How to deal with aging mother when there is no (healthy) relationship?

36 replies

Asabat · 05/07/2025 17:13

I am a bit stuck as to how to proceed with my largely estranged mother at the moment. We are v low contact but currently quite jolly in emails, but I am very very cautious about what I tell her and how much we are in touch. I have not seen her in person in 10 years as last time we met I was so upset and freaked out by her and it was affectiong my kids. She is a strange and difficult person, possibly with a personality disorder and was very difficult and abusive mentally and occasionally physically when I was a young teen. She has a very odd relationship with the truth which I still find destabilising. I moved out at 13 to live with my Dad and step mum, who have been wonderful, because she was so unstable and cruel.

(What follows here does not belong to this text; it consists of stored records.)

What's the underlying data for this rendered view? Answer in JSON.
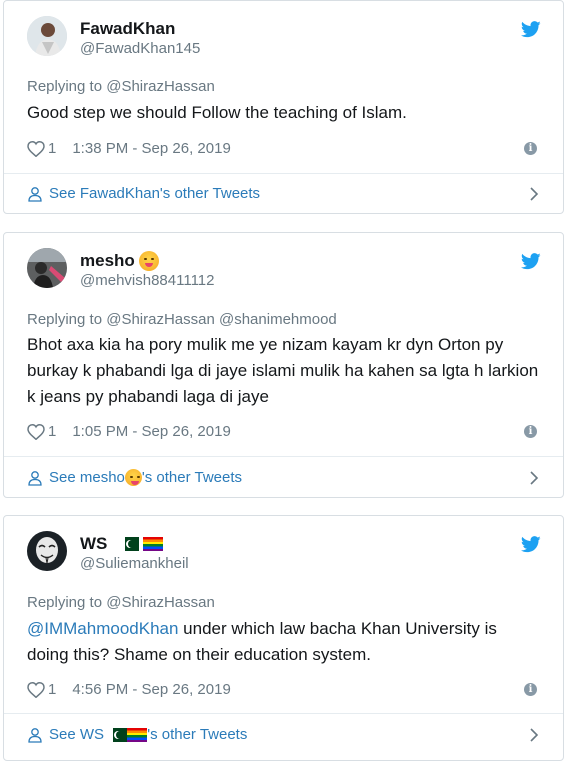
{
  "tweets": [
    {
      "display_name": "FawadKhan",
      "handle": "@FawadKhan145",
      "replying_prefix": "Replying to ",
      "replying_to": "@ShirazHassan",
      "text": "Good step we should Follow the teaching of Islam.",
      "likes": "1",
      "timestamp": "1:38 PM - Sep 26, 2019",
      "footer_prefix": "See FawadKhan's other Tweets",
      "avatar_icon": "person-photo-icon"
    },
    {
      "display_name": "mesho",
      "handle": "@mehvish88411112",
      "replying_prefix": "Replying to ",
      "replying_to": "@ShirazHassan @shanimehmood",
      "text": "Bhot axa kia ha pory mulik me ye nizam kayam kr dyn Orton py burkay k phabandi lga di jaye islami mulik ha kahen sa lgta h larkion k jeans py phabandi laga di jaye",
      "likes": "1",
      "timestamp": "1:05 PM - Sep 26, 2019",
      "footer_before": "See mesho",
      "footer_after": "'s other Tweets",
      "name_emoji": "face-savoring-food-emoji"
    },
    {
      "display_name": "WS",
      "handle": "@Suliemankheil",
      "replying_prefix": "Replying to ",
      "replying_to": "@ShirazHassan",
      "text_link": "@IMMahmoodKhan",
      "text": " under which law bacha Khan University is doing this? Shame on their education system.",
      "likes": "1",
      "timestamp": "4:56 PM - Sep 26, 2019",
      "footer_before": "See WS ",
      "footer_after": "'s other Tweets",
      "name_flags": [
        "pakistan-flag",
        "rainbow-flag"
      ]
    }
  ],
  "colors": {
    "link": "#2b7bb9",
    "muted": "#697882",
    "twitter_blue": "#1da1f2",
    "border": "#d8dee3"
  }
}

She is 80 now and has reported heart and breathing issues in a couple of recent emails. She lives in some kind of sheltered housing - not really sure, but I guess is dealing with the various health issues of being 80. She has been on her own for a long time and seems to cope.

I feel awful and I don't know what to do as things get worse. Not caring and supporting a parent as they age and ail feels cruel and is not like me at all, but I cannot get more involved with out sacrificing my mental health. Interactions with her always descend into toxicness - with her wanting more, rewriting history, distorting reality and then slips into being awful to me - I have tried in the past. It sounds so nebulous and melodramatic, but she has the most terrible effect on me. Writing this I feel sick and anxious already. Distance and low contact has been the only thing that I have been able to cope with over nearly 30 years. It was bad enough that I don't take her calls because they were so difficult and upsetting. She has not had my mobile number till I gave it to her yesterday.

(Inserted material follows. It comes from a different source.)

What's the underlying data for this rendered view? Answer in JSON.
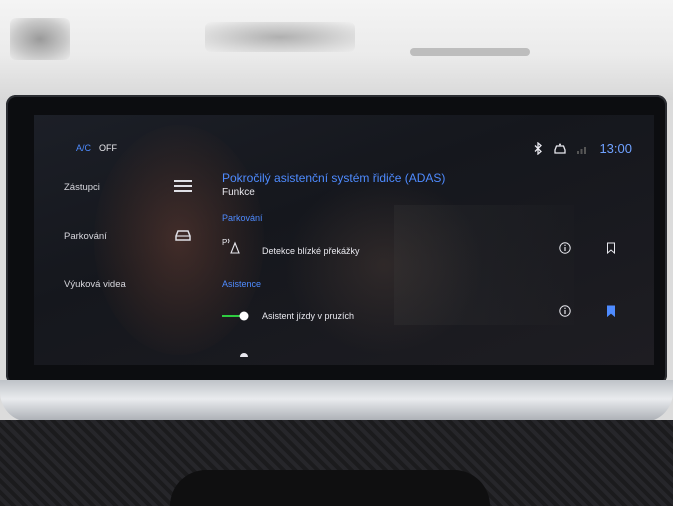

I see so many good and loyal daughters on here looking after parents in all sorts of difficult circumstances and with complicated relationships, but I can't do it. I can't get involved in her life and help. I don't like her, I am scared of her but I feel huge guilt about just leaving her to her life. I knew this was coming eventually, but I just don't know what to do. I feel awful and guilty, she was a terrible mother, but she is now a vulderable elderly woman with health problems and entirely alone. There is no reconcilliation to be had and not much point, she doesn't understand and also she doesn't actually know me at all and has never really tried to, and beyond a very superficial level really doesn't actually care. Do I owe her care?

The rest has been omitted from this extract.